Se produjo un prolongado silencio.

—No estoy seguro del todo.

—¿Cuántos?

Otra pausa.

—No sé, tal vez doscientos. Puede que más. Los sacerdotes rastrean el Sur en busca de candidatos. Cada vez los crea con mayor rapidez, pero la mayoría de ellos aún son jóvenes y débiles.

—Doscientos o más y no paran de crecer. Muchos son débiles, pero entre ellos hay algunos que podrían suponer un auténtico reto para ti o para mí. Pienso en los antiguos aprendices de Khalul en tiempos de la Vieja Era, esos a los que llamaban el Viento del Este, o en las malditas gemelas.

—¡Esas perras endemoniadas! —gruñó Yulwei.

—Eso, por no hablar de Mamun; al fin y al cabo fueron sus mentiras las que desencadenaron el caos actual.

—Las raíces del problema se remontan a mucho antes de que él naciera, bien lo sabes, Bayaz. Pero hay una cosa, Mamun anda por las estepas. Sentí su presencia. Y se ha vuelto terriblemente poderoso.

—Sabes que tengo razón en lo que te digo.

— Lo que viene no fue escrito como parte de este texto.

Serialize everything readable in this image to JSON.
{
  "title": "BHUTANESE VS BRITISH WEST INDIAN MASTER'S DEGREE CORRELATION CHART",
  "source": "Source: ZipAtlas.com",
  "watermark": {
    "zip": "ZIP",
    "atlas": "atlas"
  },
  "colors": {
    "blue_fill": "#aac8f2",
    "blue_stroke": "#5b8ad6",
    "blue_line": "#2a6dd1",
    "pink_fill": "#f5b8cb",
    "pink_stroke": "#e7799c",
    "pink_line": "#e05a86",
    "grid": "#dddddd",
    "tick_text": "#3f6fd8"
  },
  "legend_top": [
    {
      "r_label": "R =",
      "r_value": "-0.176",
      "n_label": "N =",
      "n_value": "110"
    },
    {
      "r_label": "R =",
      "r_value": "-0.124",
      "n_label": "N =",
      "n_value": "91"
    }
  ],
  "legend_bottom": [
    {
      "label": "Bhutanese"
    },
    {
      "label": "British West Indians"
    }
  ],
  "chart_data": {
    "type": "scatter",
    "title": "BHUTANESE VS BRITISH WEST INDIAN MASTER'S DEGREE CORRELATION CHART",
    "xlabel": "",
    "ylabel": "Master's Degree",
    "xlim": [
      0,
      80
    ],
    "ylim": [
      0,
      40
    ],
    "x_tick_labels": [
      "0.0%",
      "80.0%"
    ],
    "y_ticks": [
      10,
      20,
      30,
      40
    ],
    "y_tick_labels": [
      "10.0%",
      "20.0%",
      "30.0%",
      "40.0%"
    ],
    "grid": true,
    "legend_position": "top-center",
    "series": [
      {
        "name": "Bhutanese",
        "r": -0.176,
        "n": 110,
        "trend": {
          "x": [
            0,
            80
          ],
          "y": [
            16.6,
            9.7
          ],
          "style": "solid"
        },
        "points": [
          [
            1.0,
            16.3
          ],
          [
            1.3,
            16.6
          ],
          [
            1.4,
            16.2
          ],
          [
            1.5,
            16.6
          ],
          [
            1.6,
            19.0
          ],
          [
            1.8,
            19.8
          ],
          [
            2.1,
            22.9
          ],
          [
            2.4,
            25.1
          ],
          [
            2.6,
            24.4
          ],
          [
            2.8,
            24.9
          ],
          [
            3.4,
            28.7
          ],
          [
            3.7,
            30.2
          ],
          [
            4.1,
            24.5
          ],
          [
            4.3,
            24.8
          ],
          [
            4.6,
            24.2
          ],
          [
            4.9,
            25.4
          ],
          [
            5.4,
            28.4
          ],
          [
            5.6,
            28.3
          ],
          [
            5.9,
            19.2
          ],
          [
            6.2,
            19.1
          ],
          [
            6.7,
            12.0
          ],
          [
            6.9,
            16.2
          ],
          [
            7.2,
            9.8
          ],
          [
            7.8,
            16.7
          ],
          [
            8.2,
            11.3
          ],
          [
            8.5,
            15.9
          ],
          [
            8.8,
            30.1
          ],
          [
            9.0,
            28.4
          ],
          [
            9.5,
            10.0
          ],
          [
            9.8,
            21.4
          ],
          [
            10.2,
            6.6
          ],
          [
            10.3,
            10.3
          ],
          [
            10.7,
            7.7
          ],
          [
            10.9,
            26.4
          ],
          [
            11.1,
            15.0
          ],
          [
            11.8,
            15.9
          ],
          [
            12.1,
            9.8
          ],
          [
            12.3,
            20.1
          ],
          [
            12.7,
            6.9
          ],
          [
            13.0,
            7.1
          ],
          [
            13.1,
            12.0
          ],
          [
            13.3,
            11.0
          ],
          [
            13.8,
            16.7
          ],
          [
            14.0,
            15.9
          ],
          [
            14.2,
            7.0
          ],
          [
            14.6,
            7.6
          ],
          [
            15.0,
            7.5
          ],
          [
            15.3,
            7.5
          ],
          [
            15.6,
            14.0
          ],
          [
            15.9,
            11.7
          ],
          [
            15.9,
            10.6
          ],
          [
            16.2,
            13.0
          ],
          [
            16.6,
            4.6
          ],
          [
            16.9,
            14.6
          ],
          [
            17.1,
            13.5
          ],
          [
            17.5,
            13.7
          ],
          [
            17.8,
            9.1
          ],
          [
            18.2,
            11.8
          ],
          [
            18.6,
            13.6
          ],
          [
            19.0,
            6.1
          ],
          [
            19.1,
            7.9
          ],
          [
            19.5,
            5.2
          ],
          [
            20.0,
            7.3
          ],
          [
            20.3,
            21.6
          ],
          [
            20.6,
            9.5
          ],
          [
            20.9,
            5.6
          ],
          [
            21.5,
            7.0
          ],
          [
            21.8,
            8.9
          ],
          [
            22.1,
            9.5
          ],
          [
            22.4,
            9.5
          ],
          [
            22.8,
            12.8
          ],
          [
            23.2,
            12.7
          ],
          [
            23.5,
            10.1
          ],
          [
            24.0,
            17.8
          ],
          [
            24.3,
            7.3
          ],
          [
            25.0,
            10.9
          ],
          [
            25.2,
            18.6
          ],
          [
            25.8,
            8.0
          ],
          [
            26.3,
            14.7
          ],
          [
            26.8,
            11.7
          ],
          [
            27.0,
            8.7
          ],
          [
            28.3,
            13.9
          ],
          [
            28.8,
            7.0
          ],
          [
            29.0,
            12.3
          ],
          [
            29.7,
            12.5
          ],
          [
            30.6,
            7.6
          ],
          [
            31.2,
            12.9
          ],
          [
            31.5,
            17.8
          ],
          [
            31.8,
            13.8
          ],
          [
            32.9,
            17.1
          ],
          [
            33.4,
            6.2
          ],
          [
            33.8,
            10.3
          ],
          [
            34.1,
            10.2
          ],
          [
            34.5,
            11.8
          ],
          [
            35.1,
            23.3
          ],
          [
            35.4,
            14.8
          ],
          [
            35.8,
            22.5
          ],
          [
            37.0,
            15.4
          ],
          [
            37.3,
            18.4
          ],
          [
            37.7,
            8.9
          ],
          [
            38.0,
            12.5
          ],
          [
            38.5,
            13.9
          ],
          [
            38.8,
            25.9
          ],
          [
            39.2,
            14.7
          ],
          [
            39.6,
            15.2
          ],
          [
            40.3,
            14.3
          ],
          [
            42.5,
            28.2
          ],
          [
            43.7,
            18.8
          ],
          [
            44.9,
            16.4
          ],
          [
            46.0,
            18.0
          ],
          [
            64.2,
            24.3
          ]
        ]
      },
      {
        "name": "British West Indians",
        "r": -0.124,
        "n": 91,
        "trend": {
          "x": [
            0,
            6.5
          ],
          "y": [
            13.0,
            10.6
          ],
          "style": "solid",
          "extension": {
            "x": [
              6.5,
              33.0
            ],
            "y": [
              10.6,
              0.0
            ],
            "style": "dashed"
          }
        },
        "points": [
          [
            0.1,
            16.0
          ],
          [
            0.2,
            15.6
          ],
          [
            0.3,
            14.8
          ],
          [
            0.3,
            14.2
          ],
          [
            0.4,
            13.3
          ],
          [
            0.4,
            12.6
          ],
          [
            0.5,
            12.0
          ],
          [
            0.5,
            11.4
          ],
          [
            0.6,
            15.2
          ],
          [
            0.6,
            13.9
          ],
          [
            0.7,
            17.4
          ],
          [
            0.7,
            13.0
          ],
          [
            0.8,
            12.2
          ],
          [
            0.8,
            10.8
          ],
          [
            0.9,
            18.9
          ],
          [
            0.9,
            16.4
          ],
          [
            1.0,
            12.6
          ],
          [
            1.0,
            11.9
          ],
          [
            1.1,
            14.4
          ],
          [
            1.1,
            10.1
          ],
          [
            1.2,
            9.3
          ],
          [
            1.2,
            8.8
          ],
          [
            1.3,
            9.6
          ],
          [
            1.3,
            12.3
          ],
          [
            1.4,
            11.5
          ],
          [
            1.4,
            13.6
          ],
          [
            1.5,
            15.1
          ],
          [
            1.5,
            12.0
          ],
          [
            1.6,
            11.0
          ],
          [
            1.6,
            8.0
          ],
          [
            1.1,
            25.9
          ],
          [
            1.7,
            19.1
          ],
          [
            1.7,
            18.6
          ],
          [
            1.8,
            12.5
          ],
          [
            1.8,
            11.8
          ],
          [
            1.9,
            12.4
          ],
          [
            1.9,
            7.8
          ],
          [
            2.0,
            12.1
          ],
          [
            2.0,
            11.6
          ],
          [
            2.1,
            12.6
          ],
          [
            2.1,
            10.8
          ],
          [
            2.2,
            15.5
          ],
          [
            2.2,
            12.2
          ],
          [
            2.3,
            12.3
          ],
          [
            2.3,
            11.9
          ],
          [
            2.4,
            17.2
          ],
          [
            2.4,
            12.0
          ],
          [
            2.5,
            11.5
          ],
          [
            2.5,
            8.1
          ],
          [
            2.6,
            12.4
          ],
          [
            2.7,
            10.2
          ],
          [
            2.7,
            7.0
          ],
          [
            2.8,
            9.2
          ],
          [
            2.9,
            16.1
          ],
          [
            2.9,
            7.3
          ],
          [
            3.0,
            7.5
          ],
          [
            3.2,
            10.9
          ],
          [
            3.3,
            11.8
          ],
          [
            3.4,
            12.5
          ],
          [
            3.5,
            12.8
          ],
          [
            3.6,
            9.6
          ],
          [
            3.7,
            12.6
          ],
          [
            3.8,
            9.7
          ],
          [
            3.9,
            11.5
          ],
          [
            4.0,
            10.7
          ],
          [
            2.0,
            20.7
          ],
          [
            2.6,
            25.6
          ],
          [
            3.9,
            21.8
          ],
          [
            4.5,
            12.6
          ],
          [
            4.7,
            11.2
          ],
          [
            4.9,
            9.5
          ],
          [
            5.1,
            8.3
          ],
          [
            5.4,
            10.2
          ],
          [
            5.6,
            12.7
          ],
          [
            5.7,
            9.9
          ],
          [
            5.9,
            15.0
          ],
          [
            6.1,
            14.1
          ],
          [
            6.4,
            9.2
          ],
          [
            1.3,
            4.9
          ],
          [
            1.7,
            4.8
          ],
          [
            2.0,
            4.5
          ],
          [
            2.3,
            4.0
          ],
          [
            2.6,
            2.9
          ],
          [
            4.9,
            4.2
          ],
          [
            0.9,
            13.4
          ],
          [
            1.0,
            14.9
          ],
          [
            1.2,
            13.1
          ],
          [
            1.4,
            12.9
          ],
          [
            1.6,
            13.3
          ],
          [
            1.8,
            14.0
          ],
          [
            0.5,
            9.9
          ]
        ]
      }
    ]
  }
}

Entretanto, el número de nuestros partidarios apenas ha crecido.

—Pensé que el chico ese, Quai, prometía bastante.

—Necesitamos cien más como él y veinte años para formarlos. Entonces puede que estemos en igualdad de condiciones. No, hermano, no. Tenemos que enfrentarnos al fuego con el fuego.

—¿Aun a riesgo de que ese fuego te reduzca a ti y a toda la creación a cenizas? Deja que vaya a Sarkant. Puede que aún sea posible hacer entrar en razón a Khalul...

Se oyeron unas carcajadas:

—¡Ha esclavizado a medio mundo! ¿Cuándo vas a despertar, Yulwei? ¿Cuando haya esclavizado al otro medio? ¡No puedo permitirme perderte, hermano!

—Recuerda que hay cosas peores que Khalul, Bayaz. Mucho peores —bajó la voz hasta convertirla en un susurro, y Ferro tuvo que aguzar el oído—. Los Contadores de Secretos siempre están a la escucha...

—¡Basta ya, Yulwei! ¡Más vale no pensar en ello! —Ferro frunció el ceño. ¿Qué eran todas esas tonterías? ¿Contadores de Secretos? ¿Qué secretos?